Pareto law and stocks
Pareto law and its application for the acquisition of shares
If you have not already noticed, the chances are that there will be a large part of the work in your local city's growth from a small number of employers. Shops in your local shopping centers are most likely to earn a large part of the annual revenues over the last two months of the year.
All these observations are properties of Pareto Law, which says that about 80% of the effects come from 20% of the causes. What happens, but if you take the law and the stock market? By law, we can deduce that make 20% of investors, individuals and investment funds, 80% of profits in the stock market. Some individual investors including George Soros and Warren Buffett.

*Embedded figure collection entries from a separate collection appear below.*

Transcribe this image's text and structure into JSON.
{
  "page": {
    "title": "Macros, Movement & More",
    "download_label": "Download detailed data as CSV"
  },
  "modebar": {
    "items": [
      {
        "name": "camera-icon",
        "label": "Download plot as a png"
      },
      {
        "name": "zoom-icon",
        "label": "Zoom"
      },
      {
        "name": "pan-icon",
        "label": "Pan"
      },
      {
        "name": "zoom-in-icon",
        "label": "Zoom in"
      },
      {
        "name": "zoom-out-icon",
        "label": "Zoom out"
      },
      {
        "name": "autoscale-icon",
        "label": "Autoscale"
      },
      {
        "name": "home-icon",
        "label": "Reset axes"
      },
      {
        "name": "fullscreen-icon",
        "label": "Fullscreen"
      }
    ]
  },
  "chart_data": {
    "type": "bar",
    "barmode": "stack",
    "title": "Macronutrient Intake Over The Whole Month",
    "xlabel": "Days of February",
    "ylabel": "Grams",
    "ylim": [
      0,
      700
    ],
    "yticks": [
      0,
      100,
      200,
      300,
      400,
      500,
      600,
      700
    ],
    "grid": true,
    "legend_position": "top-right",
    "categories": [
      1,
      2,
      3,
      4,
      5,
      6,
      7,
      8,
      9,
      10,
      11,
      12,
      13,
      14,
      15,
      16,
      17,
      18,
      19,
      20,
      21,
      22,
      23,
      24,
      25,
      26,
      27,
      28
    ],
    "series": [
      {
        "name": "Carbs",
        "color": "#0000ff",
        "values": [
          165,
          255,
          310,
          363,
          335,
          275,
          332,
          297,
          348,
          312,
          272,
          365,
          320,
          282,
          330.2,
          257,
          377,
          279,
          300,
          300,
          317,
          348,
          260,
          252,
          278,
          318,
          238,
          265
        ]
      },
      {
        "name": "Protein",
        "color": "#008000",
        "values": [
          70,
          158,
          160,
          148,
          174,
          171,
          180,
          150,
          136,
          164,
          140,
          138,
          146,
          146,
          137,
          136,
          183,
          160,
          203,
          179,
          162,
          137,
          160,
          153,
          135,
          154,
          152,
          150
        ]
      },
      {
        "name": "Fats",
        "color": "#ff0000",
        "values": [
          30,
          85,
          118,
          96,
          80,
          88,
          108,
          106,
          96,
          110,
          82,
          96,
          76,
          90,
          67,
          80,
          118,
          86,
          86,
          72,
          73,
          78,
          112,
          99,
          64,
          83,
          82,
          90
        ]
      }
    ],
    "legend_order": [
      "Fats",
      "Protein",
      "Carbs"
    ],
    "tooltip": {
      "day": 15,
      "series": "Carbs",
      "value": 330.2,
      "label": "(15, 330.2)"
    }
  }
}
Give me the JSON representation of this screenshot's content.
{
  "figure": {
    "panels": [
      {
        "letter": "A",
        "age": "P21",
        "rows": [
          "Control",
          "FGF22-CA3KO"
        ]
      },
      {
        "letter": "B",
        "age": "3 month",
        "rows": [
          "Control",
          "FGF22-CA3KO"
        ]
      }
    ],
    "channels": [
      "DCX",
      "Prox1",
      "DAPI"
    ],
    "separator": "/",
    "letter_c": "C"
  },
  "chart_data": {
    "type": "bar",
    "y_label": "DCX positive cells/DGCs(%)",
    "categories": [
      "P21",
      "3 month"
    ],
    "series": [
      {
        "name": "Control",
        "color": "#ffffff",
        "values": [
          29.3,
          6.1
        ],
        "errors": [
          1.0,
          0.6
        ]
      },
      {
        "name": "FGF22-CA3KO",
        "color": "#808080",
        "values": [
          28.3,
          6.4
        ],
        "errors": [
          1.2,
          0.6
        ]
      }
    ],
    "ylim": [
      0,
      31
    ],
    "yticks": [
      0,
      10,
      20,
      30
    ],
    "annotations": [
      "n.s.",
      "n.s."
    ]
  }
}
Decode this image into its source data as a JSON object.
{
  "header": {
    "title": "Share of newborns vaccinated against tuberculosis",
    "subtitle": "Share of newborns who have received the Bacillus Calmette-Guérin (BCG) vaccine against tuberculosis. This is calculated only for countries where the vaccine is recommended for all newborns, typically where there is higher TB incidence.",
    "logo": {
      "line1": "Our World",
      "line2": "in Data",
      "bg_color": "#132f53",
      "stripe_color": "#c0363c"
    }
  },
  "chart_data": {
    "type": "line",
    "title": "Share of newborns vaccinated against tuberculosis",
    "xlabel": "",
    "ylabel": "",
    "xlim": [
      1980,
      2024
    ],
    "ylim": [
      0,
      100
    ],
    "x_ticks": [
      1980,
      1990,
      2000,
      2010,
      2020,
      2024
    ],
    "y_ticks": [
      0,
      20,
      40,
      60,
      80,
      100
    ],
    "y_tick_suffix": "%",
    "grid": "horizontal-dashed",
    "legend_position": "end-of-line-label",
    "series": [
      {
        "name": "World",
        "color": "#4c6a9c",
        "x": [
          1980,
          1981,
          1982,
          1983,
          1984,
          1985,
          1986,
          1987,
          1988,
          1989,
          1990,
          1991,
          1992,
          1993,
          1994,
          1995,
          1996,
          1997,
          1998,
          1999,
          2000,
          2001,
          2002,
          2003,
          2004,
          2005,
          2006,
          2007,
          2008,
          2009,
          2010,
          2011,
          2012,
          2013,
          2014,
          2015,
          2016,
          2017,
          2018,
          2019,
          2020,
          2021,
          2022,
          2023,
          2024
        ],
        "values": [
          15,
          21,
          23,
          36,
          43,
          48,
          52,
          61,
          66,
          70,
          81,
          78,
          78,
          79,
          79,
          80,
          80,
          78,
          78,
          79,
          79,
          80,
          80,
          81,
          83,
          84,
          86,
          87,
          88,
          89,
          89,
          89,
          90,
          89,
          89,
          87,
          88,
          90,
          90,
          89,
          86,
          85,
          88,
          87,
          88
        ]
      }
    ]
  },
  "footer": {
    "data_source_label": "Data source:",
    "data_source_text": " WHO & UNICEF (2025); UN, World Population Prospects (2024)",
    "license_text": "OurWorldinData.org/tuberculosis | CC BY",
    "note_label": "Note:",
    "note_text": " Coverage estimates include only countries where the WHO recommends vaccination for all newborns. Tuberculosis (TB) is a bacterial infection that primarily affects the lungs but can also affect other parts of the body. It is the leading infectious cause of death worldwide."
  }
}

In theory, you can take with them through the purchase of shares they bought, right? Well, not so fast. Of course, you must first find out what you bought them. Prestigious institutions such as the SEC Morningstar and you can deliver it. Secondly, because there is always a delay from the date of their purchase to the date of the general public, the acquisition is known, you need to do their own due diligence to determine if a portion of the interest is still a bargain. Always read the books and the latest developments relevant to the company. Thirdly, if the stock is still a bargain, after doing your due diligence, considering the development and hopefully the confidence there.
In summary, there are thousands of stocks out there and you do not have time to explore them all. Using the following Pareto's Law, you can concentrate 20% of investors, which include well-known investor with extensive experience. As your diligence on the stocks they buy from your plan of action to follow.